The question came from a Finnish journalist as Erdoğan was holding a joint press conference with visiting Finnish President Sauli Niinisto late on Oct. 13. The main topic turned to the Oct. 10 double suicide bombings that killed at least 97 people in Turkey’s capital Ankara. 

“I have found the opportunity to travel around your beautiful country. Unfortunately, some citizens are afraid of you, they claim that you have been ruling your country with dictatorship,” the journalist said, speaking fluent Turkish. 

“At the same time, what is more desperate is that some people have been claiming that the state is involved in the terror attack in Ankara. What do you think about these claims?” he then asked.

Erdoğan’s first asked which media outlet the journalist was working for, before responding:

“First of all, one should see quite frankly that surely you wouldn’t be able to ask such a question in a country that has a dictator. The second point: you wouldn’t be to insult a country’s prime minister, president or his family without restraint in a country where there is a dictatorship.” 

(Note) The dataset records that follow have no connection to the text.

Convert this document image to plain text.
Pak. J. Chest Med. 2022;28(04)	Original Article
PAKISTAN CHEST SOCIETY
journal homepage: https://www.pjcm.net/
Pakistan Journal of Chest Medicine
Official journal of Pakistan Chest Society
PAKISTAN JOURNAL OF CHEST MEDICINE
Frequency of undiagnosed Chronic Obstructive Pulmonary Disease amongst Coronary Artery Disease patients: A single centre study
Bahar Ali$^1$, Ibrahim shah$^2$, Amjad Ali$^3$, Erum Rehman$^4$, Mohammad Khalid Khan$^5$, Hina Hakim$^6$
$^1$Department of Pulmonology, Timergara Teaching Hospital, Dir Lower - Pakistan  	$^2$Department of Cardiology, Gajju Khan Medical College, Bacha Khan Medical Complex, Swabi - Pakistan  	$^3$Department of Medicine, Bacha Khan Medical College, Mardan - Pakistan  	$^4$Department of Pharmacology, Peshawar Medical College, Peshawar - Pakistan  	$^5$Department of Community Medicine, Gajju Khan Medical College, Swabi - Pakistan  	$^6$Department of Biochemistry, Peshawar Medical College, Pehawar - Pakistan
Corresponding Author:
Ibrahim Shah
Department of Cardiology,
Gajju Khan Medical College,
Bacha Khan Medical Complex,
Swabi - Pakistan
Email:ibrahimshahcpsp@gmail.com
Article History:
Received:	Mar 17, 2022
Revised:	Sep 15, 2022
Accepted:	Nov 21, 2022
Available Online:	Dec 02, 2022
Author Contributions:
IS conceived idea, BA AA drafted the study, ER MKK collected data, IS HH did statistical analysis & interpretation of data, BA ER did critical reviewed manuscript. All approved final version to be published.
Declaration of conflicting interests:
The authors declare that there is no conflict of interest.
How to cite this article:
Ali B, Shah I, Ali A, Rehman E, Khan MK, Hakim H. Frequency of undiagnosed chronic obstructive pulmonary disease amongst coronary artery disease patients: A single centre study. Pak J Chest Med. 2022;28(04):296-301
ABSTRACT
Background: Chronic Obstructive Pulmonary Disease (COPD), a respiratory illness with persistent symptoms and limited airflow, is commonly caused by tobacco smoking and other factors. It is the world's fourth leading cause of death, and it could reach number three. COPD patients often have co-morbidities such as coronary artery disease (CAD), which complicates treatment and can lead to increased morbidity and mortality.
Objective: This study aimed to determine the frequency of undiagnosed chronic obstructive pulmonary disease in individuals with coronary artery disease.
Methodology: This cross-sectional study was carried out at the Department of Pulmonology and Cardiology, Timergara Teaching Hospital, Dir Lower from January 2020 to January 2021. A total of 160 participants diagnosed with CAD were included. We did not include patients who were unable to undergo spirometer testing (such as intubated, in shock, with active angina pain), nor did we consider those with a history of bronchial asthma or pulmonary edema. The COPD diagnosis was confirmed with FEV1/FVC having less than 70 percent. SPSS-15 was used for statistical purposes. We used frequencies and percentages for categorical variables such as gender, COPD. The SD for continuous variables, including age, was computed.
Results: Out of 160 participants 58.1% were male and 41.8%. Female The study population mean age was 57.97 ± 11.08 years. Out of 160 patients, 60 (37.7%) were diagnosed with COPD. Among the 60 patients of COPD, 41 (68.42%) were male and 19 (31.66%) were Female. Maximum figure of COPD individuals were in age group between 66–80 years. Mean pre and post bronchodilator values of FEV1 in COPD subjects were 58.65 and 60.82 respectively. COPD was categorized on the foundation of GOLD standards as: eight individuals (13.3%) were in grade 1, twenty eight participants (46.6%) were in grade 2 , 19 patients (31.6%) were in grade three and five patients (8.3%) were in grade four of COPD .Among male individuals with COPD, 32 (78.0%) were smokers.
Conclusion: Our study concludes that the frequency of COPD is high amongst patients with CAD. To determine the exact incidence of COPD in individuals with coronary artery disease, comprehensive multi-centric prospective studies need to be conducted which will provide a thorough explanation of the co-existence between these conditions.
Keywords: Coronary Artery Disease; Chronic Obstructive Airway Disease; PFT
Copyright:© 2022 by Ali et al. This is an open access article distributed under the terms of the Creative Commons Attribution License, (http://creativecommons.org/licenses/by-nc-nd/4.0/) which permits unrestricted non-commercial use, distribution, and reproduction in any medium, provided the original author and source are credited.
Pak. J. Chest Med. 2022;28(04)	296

Having served as prime minister from the current caretaker of the interim government, the Justice and Development Party (AKP), from early 2003 to August 2014, Erdoğan was elected president by popular vote in August 2014.

“I’m someone who was elected president by 52 percent of my people a year ago. Who are those people declaring that a person who was elected president by 52 percent of his people’s vote as dictator?” he asked.

Labeling him increasingly authoritarian and divisive, Erdoğan’s opponents have blamed him for the Oct. 10 attack, accusing the state of intelligence failings and, at worst, of complicity by stirring up nationalist, anti-Kurdish sentiment.

The government, facing a growing Kurdish conflict at home and the spillover of war in Syria, vehemently denies the accusations.

Speaking at the press conference, Erdoğan, who is known to have long aspired for a presidential system with fewer checks and balances, said Turkey is a country where freedoms are limitless in its democratic parliamentary system.